Scalable Consent Management, published by HL7 International / Community Based Collaborative Care. This guide is not an authorized publication; it is the continuous build for version 1.0.0-preview built by the FHIR (HL7® FHIR® Standard) CI Build. This version is based on the current content of https://github.com/HL7/fhir-consent-management/ and changes regularly. See the Directory of published versions

Consent and Information Sharing

Within the Consent sphere, there are three types of information sharing questions that can be asked:

1. Who has my Consent record been shared with?
2. What health information has been shared with who?
3. Who has consulted my Consent record to make a decision on sharing my health information?

For #1 and #2, there are existing mechanisms to convey the answer to those questions. This guide provides guidance to help answer question #3.

Who has my Consent record been shared with?

This guide provides both a means for searching for consents and to subscribe for updates to those consents. The use of AuditEvents can be used to answer the question of who has received my Consent record. Systems that return a Consent resource in a search result or read interaction SHOULD record a standard FHIR AuditEvent following the IHE Basic Audit Log Patterns (BALP) patterns for FHIR Search and Read events.^§SH1 By querying for AuditEvents that have an entity of a consent record, a system can find out when the consent was returned in a search result and to which system it was disclosed.

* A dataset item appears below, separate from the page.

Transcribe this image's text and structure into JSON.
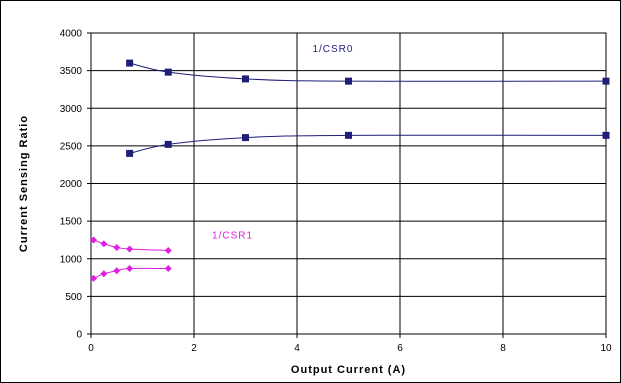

There is a complexity that this guide introduces in that there may be a network of systems that receive a consent. See the Implementation Notes for more information about how consents may be shared and stored across the network.

When a Consent resource is shared between systems, the following conformance requirements apply to preserve the provenance of the consent and enable downstream systems to track updates:

When sharing a Consent resource with another system, the originating or forwarding system SHALL NOT modify the manager extension value.^§NR3 The manager extension identifies the system that originally created the Consent and must remain unchanged throughout the consent's lifecycle across all sharing relationships.

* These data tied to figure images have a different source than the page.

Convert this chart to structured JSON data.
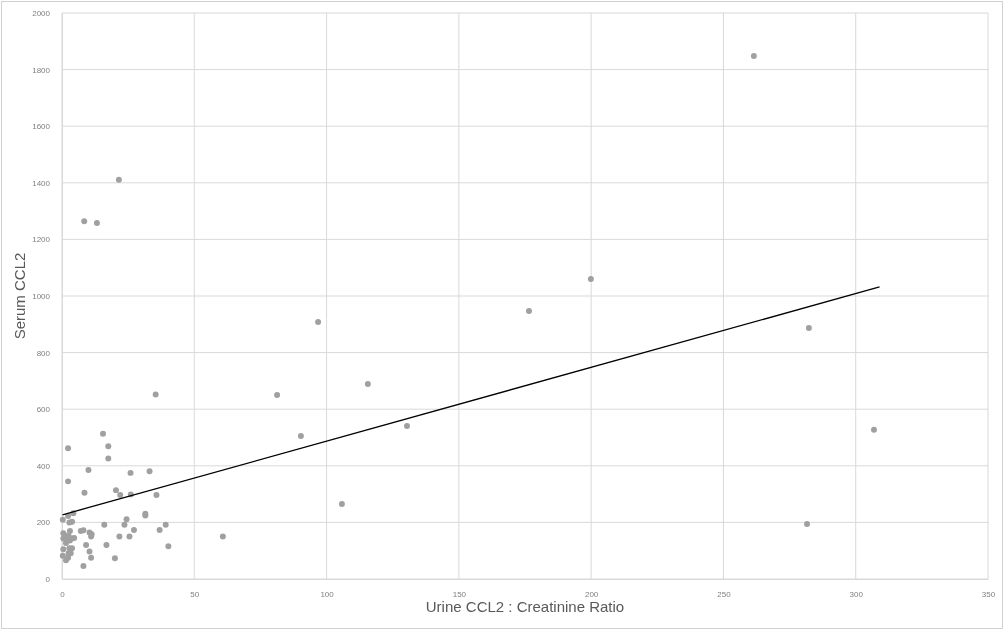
{
  "chart_data": {
    "type": "scatter",
    "xlabel": "Urine CCL2 : Creatinine Ratio",
    "ylabel": "Serum CCL2",
    "xlim": [
      0,
      350
    ],
    "xticks": [
      0,
      50,
      100,
      150,
      200,
      250,
      300,
      350
    ],
    "ylim": [
      0,
      2000
    ],
    "yticks": [
      0,
      200,
      400,
      600,
      800,
      1000,
      1200,
      1400,
      1600,
      1800,
      2000
    ],
    "grid": true,
    "marker": "circle",
    "series": [
      {
        "color": "#a0a0a0",
        "x": [
          35.4,
          15.5,
          17.5,
          17.5,
          2.3,
          10,
          2.3,
          8.5,
          25.9,
          33.1,
          20.4,
          22,
          26,
          35.7,
          31.5,
          31.5,
          24.4,
          2.3,
          0.3,
          2.8,
          3.8,
          4.3,
          16,
          23.6,
          39.2,
          8.1,
          7.1,
          3,
          36.9,
          27.2,
          10.4,
          11.2,
          11,
          21.7,
          25.5,
          60.8,
          0.5,
          1,
          2.5,
          0.5,
          1.5,
          3.6,
          4.6,
          3,
          1.5,
          9.1,
          16.8,
          40.2,
          0.5,
          2.8,
          3.8,
          2.5,
          3.3,
          10.4,
          0.3,
          2.3,
          11,
          20,
          1.5,
          8.1,
          8.4,
          13.2,
          21.5,
          96.8,
          81.3,
          90.3,
          105.8,
          115.6,
          130.4,
          176.5,
          199.9,
          261.5,
          282.3,
          281.6,
          306.9
        ],
        "values": [
          652,
          513,
          469,
          426,
          462,
          385,
          345,
          305,
          375,
          381,
          314,
          297,
          299,
          297,
          231,
          224,
          211,
          223,
          209,
          200,
          202,
          232,
          192,
          192,
          192,
          172,
          170,
          170,
          173,
          173,
          164,
          158,
          150,
          150,
          150,
          150,
          162,
          155,
          152,
          143,
          141,
          143,
          145,
          136,
          127,
          120,
          120,
          116,
          105,
          109,
          109,
          91,
          91,
          97,
          82,
          75,
          75,
          73,
          66,
          46,
          1264,
          1258,
          1411,
          908,
          650,
          505,
          265,
          689,
          541,
          947,
          1060,
          1848,
          887,
          194,
          527
        ]
      },
      {
        "type": "line",
        "color": "#000000",
        "line_style": "solid",
        "marker": "none",
        "x": [
          0.2,
          309
        ],
        "values": [
          227,
          1032
        ]
      }
    ]
  }
}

A system that receives a shared Consent resource SHOULD establish a FHIR Subscription with the system identified in the manager extension to receive updates to that Consent (e.g., revocations).^§NR4 This ensures that shared copies of the consent remain current.

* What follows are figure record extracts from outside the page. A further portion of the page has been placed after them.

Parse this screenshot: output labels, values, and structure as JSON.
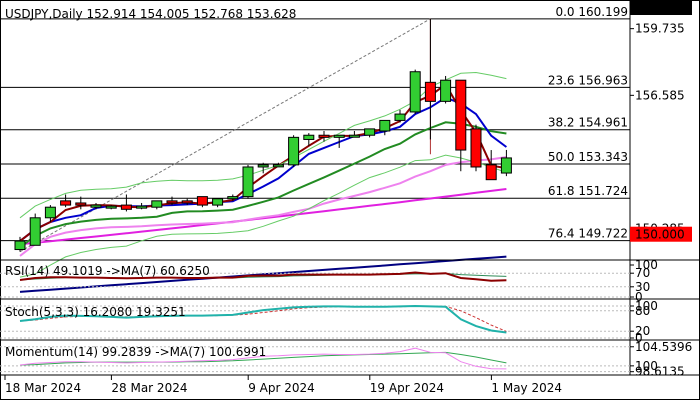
{
  "chart_data": {
    "type": "candlestick",
    "title": "USDJPY,Daily  152.914 154.005 152.768 153.628",
    "instrument": "USDJPY",
    "timeframe": "Daily",
    "last_ohlc": {
      "open": 152.914,
      "high": 154.005,
      "low": 152.768,
      "close": 153.628
    },
    "price_axis": {
      "range": [
        148.9,
        160.9
      ],
      "ticks": [
        "159.735",
        "156.585",
        "150.285"
      ]
    },
    "last_price_label": "153.628",
    "marked_level_label": "150.000",
    "dates": [
      "18 Mar 2024",
      "28 Mar 2024",
      "9 Apr 2024",
      "19 Apr 2024",
      "1 May 2024"
    ],
    "candles": [
      {
        "o": 149.3,
        "h": 149.9,
        "l": 149.2,
        "c": 149.7
      },
      {
        "o": 149.5,
        "h": 151.0,
        "l": 149.5,
        "c": 150.8
      },
      {
        "o": 150.8,
        "h": 151.4,
        "l": 150.6,
        "c": 151.3
      },
      {
        "o": 151.6,
        "h": 151.9,
        "l": 151.3,
        "c": 151.4
      },
      {
        "o": 151.5,
        "h": 151.8,
        "l": 151.2,
        "c": 151.4
      },
      {
        "o": 151.3,
        "h": 151.5,
        "l": 151.2,
        "c": 151.4
      },
      {
        "o": 151.3,
        "h": 151.4,
        "l": 151.2,
        "c": 151.35
      },
      {
        "o": 151.4,
        "h": 151.9,
        "l": 151.1,
        "c": 151.2
      },
      {
        "o": 151.3,
        "h": 151.5,
        "l": 151.2,
        "c": 151.35
      },
      {
        "o": 151.3,
        "h": 151.6,
        "l": 151.2,
        "c": 151.6
      },
      {
        "o": 151.6,
        "h": 151.8,
        "l": 151.4,
        "c": 151.5
      },
      {
        "o": 151.6,
        "h": 151.7,
        "l": 151.4,
        "c": 151.5
      },
      {
        "o": 151.8,
        "h": 151.8,
        "l": 151.3,
        "c": 151.4
      },
      {
        "o": 151.4,
        "h": 151.7,
        "l": 151.3,
        "c": 151.7
      },
      {
        "o": 151.7,
        "h": 151.9,
        "l": 151.6,
        "c": 151.8
      },
      {
        "o": 151.8,
        "h": 153.3,
        "l": 151.7,
        "c": 153.2
      },
      {
        "o": 153.2,
        "h": 153.4,
        "l": 152.9,
        "c": 153.3
      },
      {
        "o": 153.3,
        "h": 153.4,
        "l": 153.2,
        "c": 153.3
      },
      {
        "o": 153.3,
        "h": 154.7,
        "l": 153.2,
        "c": 154.6
      },
      {
        "o": 154.5,
        "h": 154.8,
        "l": 154.2,
        "c": 154.7
      },
      {
        "o": 154.7,
        "h": 154.9,
        "l": 154.4,
        "c": 154.6
      },
      {
        "o": 154.6,
        "h": 154.7,
        "l": 154.1,
        "c": 154.7
      },
      {
        "o": 154.7,
        "h": 154.9,
        "l": 154.6,
        "c": 154.7
      },
      {
        "o": 154.7,
        "h": 155.0,
        "l": 154.6,
        "c": 155.0
      },
      {
        "o": 154.9,
        "h": 155.3,
        "l": 154.7,
        "c": 155.4
      },
      {
        "o": 155.4,
        "h": 155.9,
        "l": 155.3,
        "c": 155.7
      },
      {
        "o": 155.8,
        "h": 157.8,
        "l": 155.7,
        "c": 157.7
      },
      {
        "o": 157.2,
        "h": 160.2,
        "l": 154.5,
        "c": 156.3
      },
      {
        "o": 156.3,
        "h": 157.5,
        "l": 156.2,
        "c": 157.3
      },
      {
        "o": 157.3,
        "h": 157.2,
        "l": 153.0,
        "c": 154.0
      },
      {
        "o": 155.0,
        "h": 155.2,
        "l": 153.0,
        "c": 153.2
      },
      {
        "o": 153.3,
        "h": 154.0,
        "l": 152.7,
        "c": 152.6
      },
      {
        "o": 152.914,
        "h": 154.005,
        "l": 152.768,
        "c": 153.628
      }
    ],
    "fibonacci": [
      {
        "label": "0.0 160.199",
        "level": 160.199
      },
      {
        "label": "23.6 156.963",
        "level": 156.963
      },
      {
        "label": "38.2 154.961",
        "level": 154.961
      },
      {
        "label": "50.0 153.343",
        "level": 153.343
      },
      {
        "label": "61.8 151.724",
        "level": 151.724
      },
      {
        "label": "76.4 149.722",
        "level": 149.722
      }
    ],
    "colors": {
      "bull": "#32cd32",
      "bear": "#ff0000",
      "ma_dark_red": "#8b0000",
      "ma_blue": "#0000cd",
      "ma_green": "#228b22",
      "ma_pink": "#ee82ee",
      "ma_magenta": "#e020e0",
      "ma_navy": "#000080",
      "bollinger": "#66cc66",
      "fib_line": "#000000",
      "last_label_bg": "#000000",
      "marked_level_bg": "#ff0000"
    },
    "panels": [
      {
        "name": "RSI",
        "label": "RSI(14) 49.1019  ->MA(7) 60.6250",
        "ticks": [
          "100",
          "70",
          "30",
          "0"
        ],
        "range": [
          0,
          100
        ],
        "rsi": [
          50,
          56,
          58,
          58,
          57,
          57,
          56,
          55,
          56,
          57,
          57,
          56,
          56,
          57,
          57,
          62,
          63,
          63,
          66,
          66,
          66,
          66,
          66,
          66,
          67,
          68,
          72,
          68,
          70,
          56,
          52,
          48,
          49.1019
        ],
        "ma": [
          50,
          53,
          55,
          57,
          57,
          57,
          57,
          56,
          56,
          56,
          56,
          56,
          56,
          56,
          56,
          58,
          59,
          60,
          62,
          63,
          64,
          65,
          65,
          66,
          66,
          67,
          68,
          68,
          69,
          66,
          64,
          62,
          60.625
        ]
      },
      {
        "name": "Stoch",
        "label": "Stoch(5,3,3) 16.2080 19.3251",
        "ticks": [
          "100",
          "80",
          "20",
          "0"
        ],
        "range": [
          0,
          100
        ],
        "k": [
          50,
          55,
          62,
          66,
          65,
          64,
          62,
          60,
          62,
          64,
          65,
          66,
          66,
          67,
          68,
          75,
          82,
          86,
          90,
          92,
          93,
          93,
          92,
          92,
          92,
          93,
          94,
          93,
          92,
          55,
          35,
          22,
          16.208
        ],
        "d": [
          50,
          53,
          58,
          62,
          64,
          64,
          63,
          62,
          62,
          63,
          64,
          65,
          66,
          66,
          67,
          70,
          75,
          80,
          86,
          89,
          91,
          92,
          92,
          92,
          92,
          92,
          93,
          93,
          93,
          80,
          60,
          38,
          19.3251
        ]
      },
      {
        "name": "Momentum",
        "label": "Momentum(14) 99.2839  ->MA(7) 100.6991",
        "ticks": [
          "104.5396",
          "100",
          "98.6135"
        ],
        "range": [
          98.3,
          105.2
        ],
        "mom": [
          100.2,
          100.6,
          100.8,
          101.0,
          101.0,
          100.9,
          100.8,
          100.7,
          100.8,
          100.9,
          101.0,
          101.1,
          101.2,
          101.3,
          101.5,
          101.9,
          102.3,
          102.4,
          102.6,
          102.7,
          102.8,
          102.7,
          102.7,
          102.8,
          103.0,
          103.4,
          104.2,
          103.2,
          103.1,
          101.0,
          99.9,
          99.3,
          99.2839
        ],
        "ma": [
          100.2,
          100.3,
          100.5,
          100.7,
          100.8,
          100.9,
          100.9,
          100.9,
          100.9,
          100.9,
          100.9,
          101.0,
          101.0,
          101.1,
          101.2,
          101.4,
          101.6,
          101.8,
          102.0,
          102.2,
          102.4,
          102.5,
          102.6,
          102.7,
          102.8,
          102.9,
          103.0,
          103.1,
          103.2,
          102.7,
          102.1,
          101.4,
          100.6991
        ]
      }
    ]
  }
}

What health information has been shared with who?

Similar to the question of where a patient's Consent record has been shared, this question is asking about health information more generally. What specific health information (i.e. lab tests, procedures, medications) has been shared and with whom?

IHE has a number of guides related to this question so this guide does not offer specific means for answering the question. A good guide to consult is the IHE Basic Audit Log Pattern. Its focus is on enabling Privacy centric AuditEvent logs that hold well-formed indication of the Patient when they are the subject of the activity being recorded in the log.

Who has consulted my Consent record to make a decision on sharing my health information?

Along with the other two questions is the question around who consulted a patient's Consent record. There will be times when a Consent record was consulted and a decision made to NOT share information. A patient may want to know that this happened.

To enable this question to be answered, systems SHALL record a FAST Consent Audit Event via a RESTful FHIR POST to the AuditEvent endpoint whenever a Consent record was consulted, no matter whether that led to health information sharing or not.^§SH2 See the Technical Specification for details.